Last month, Forbes released its annual list of the top 100 most powerful women in the world. The women in this outstanding group all come from diverse backgrounds and professions: the picks range from politicians, to entrepreneurs, to philanthropists, to celebrities and more. But beyond all of their distinctions, what do these women have in common? One quality they all share: an Executive Presence that has brought them to the success that they experience today.
Here are a few signs of Executive Presence apparent in all of the top 100 most powerful women of the year.
A clear mission and vision
Forbes dubs these women “change-makers” who are “transforming the world in fresh and exhilarating ways.” In order to make change on a massive scale, one first needs a clear mission and vision, as well as a strategic set of objectives, to bring it in to action – and then the ability to demonstrate this vision to others.
This is one of many elements that contribute to Executive Presence. Effectively projecting vision is a component of Gravitas, which, according to the study published by the Center for Talent Innovation, is the core characteristic and the most important pillar of Executive Presence.
Grace under fire
Another key quality of Gravitas is grace under fire, or the ability to remain calm and focused under intense pressure. These top 100 women all face intense pressure of some form during their careers. A “change-maker,” as Forbes names these individuals, often must face disagreement or even fierce disapproval if she is working against a status quo.
In addition to this, there is a vast range of pressure that these powerful women and successful women everywhere face, including the pressure to perform well in front of many people, the pressure to make the right decisions, the pressure to bring in profit, and generally the pressure to succeed.

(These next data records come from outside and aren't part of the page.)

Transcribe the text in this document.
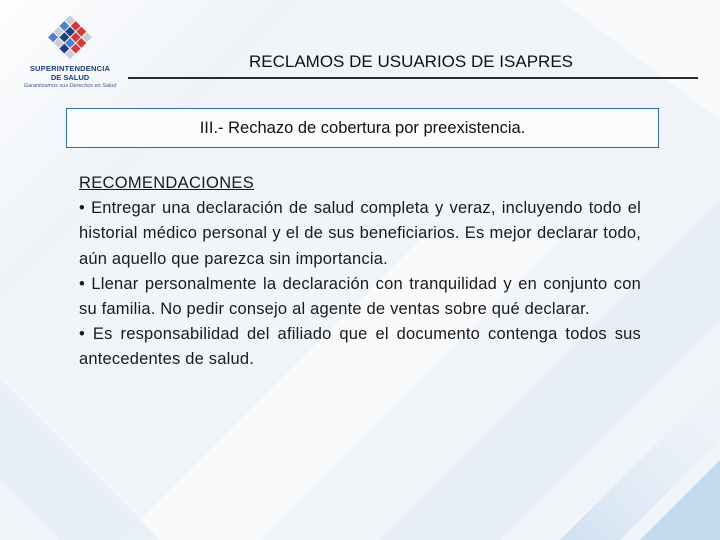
SUPERINTENDENCIA
DE SALUD
Garantizamos sus Derechos en Salud
RECLAMOS DE USUARIOS DE ISAPRES
III.- Rechazo de cobertura por preexistencia.
RECOMENDACIONES
• Entregar una declaración de salud completa y veraz, incluyendo todo el historial médico personal y el de sus beneficiarios. Es mejor declarar todo, aún aquello que parezca sin importancia.
• Llenar personalmente la declaración con tranquilidad y en conjunto con su familia. No pedir consejo al agente de ventas sobre qué declarar.
• Es responsabilidad del afiliado que el documento contenga todos sus antecedentes de salud.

Take the number 1 woman on this list, Germany’s Chancellor Angela Merkel. To “carry the fate of the euro on her shoulders,” as Forbes indicates, and to be a decisive member of the European Union, is no small feat. Ms. Merkel faces intense opposition in light of her support. Yet with her ability to lead a country and navigate a continent’s economic trials with grace and skill, she has topped the list for the past seven years.
No one would know who these women are, and their work would not have the same level of impact that it does today, if they could not communicate effectively with their publics.
For an example, look at the number 3 woman on this list, Melinda Gates. As the co-chair of the Bill & Melinda Gates Foundation, along with her husband she leads a foundation that commits millions of dollars annually to pressing education and health challenges in the United States and globally. In addition to this financial commitment, though, what makes her work truly effective is her ability to be a leading voice in these global causes. With a strong and articulate voice, she brings attention to these issues and engages the public as she addresses them.
Communication, another pillar of Executive Presence, is an indispensible part of success. Without the ability to articulate both their visions and their work, these women would not be among the top 100 most powerful in the world.
This list shows the extraordinary range of talent, achievements and ideas that powerful women are presenting to the world. While they are unique global leaders, the qualities that these women share can and should be adopted by ordinary women in the workplace, too – because the Executive Presence that they demonstrate is a universal recipe for success.